Die aarzeling was geworteld in de overtuiging dat de krachten die de inflatie aanwakkeren tijdelijke verstoringen waren die weer in hun vroegere vorm zouden terugkeren en de inflatie weer zouden doen gedragen als toen zij dicht bij 2%, het streefniveau van de Fed, werd vastgehouden.

"Het zal tijd vergen om de recente uitbarsting van relatieve prijzen op waarde te schatten en te beseffen hoe lang ze nog zullen aanhouden," zei Charles Evans, voorzitter van de Fed van Chicago, op maandag. "Ze zijn veel hardnekkiger dan aanvankelijk verwacht, (maar) ik denk niet dat ze blijvend zullen zijn."

De kwestie staat centraal in hoe het beleid van de Fed zich dit jaar ontwikkelt. Als de inflatie inderdaad afneemt naarmate de pandemie en andere schokken afnemen, kan de Fed minder doen.

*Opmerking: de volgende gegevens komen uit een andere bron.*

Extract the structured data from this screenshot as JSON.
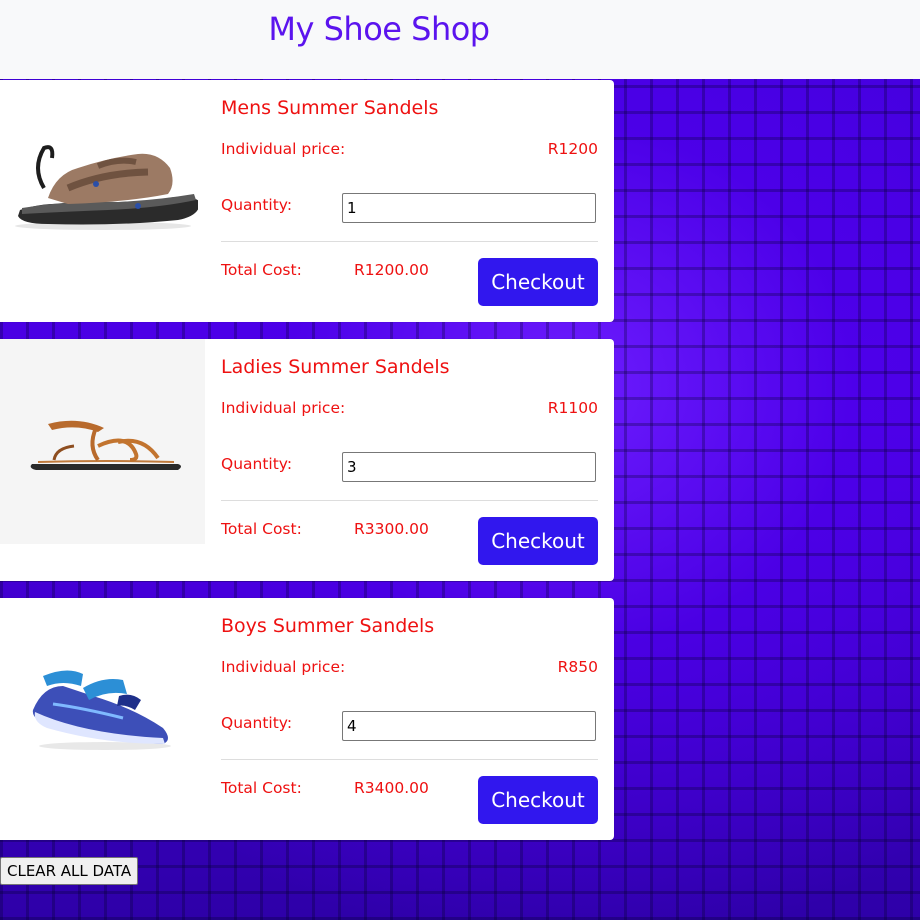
{
  "header": {
    "title": "My Shoe Shop"
  },
  "labels": {
    "individual_price": "Individual price:",
    "quantity": "Quantity:",
    "total_cost": "Total Cost:",
    "checkout": "Checkout"
  },
  "products": [
    {
      "name": "Mens Summer Sandels",
      "price": "R1200",
      "quantity": "1",
      "total": "R1200.00",
      "image_icon": "mens-sandal-image"
    },
    {
      "name": "Ladies Summer Sandels",
      "price": "R1100",
      "quantity": "3",
      "total": "R3300.00",
      "image_icon": "ladies-sandal-image"
    },
    {
      "name": "Boys Summer Sandels",
      "price": "R850",
      "quantity": "4",
      "total": "R3400.00",
      "image_icon": "boys-sandal-image"
    }
  ],
  "footer": {
    "clear_label": "CLEAR ALL DATA"
  },
  "colors": {
    "title": "#5b14ee",
    "product_text": "#ee1111",
    "button": "#3117ee",
    "background": "#4c00e6"
  }
}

Zo niet, dan zal het monetaire beleid een groter deel van het werk op zich nemen, waardoor het risico van een recessie waarschijnlijk toeneemt als de Fed nog agressiever wordt.

Onderzoek van Michael Kiley, adjunct-directeur van de Division of Financial Stability van de Fed, dat vorige week uitkwam, onderzocht of de ervaring van 2000-2019 aantoonde dat de inflatie toen duidelijk op 2% "verankerd" was - misschien vanwege grotere structurele redenen die opnieuw zouden kunnen overheersen - of gewoon hardnekkig was, en in de toekomst de neiging vertoonde te zijn wat zij in het verleden was zonder een of andere schok.

Zijn conclusie: Het kan allebei zijn.

De gegevens van 2000 tot 2019 "bevatten zeer weinig informatie" om overtuigend te argumenteren dat de inflatie niet persistent is.

De beleidsmakers hebben hun aandacht gericht op de redenen waarom een fase van endemisch hogere inflatie voor de deur zou kunnen staan, met als voornaamste boosdoeners de krappe arbeidsmarkten en de daaruit voortvloeiende hogere loondruk, en de herschikking van de mondiale toeleveringsketens omdat bedrijven zich tegen toekomstige verstoringen verzekeren door meerdere bronnen af te sluiten of dichter bij huis en tegen hogere kosten te investeren.

Op een Fed-evenement op maandag schetste een kaderlid van de vrachtwagenindustrie een grimmig beeld van de manier waarop de pandemie de prijsverwachtingen heeft opgeschud en van de tijd die nodig is om dit te verhelpen, als het al ooit gebeurt.

Crissy Wieck, chief sales officer bij Western Express, zei dat het bedrijf, nadat het vorig jaar de lonen van de chauffeurs met 40% had verhoogd, geconfronteerd werd met een sprong van meer dan 80% in de prijzen van aanhangwagens, van $28.500 tot $52.000, waardoor de pogingen om zijn capaciteit te verhogen worden beperkt.

"Uw bedrijf kan niet functioneren zonder de kosten te verhogen van wat wij elke dag doen," zei zij op een evenement in Nashville, een van de Fed Listens-reeksen van gemeenschapsbijeenkomsten. "Er is geen infuus geweest van 200, 300, 400.000 extra vrachtwagens om de druk weg te nemen. ... Wij zullen pas in 2024 nieuwe vrachtwagens hebben. Dus die toeleveringsketen en die verhouding tussen vraag en aanbod zullen niet corrigeren."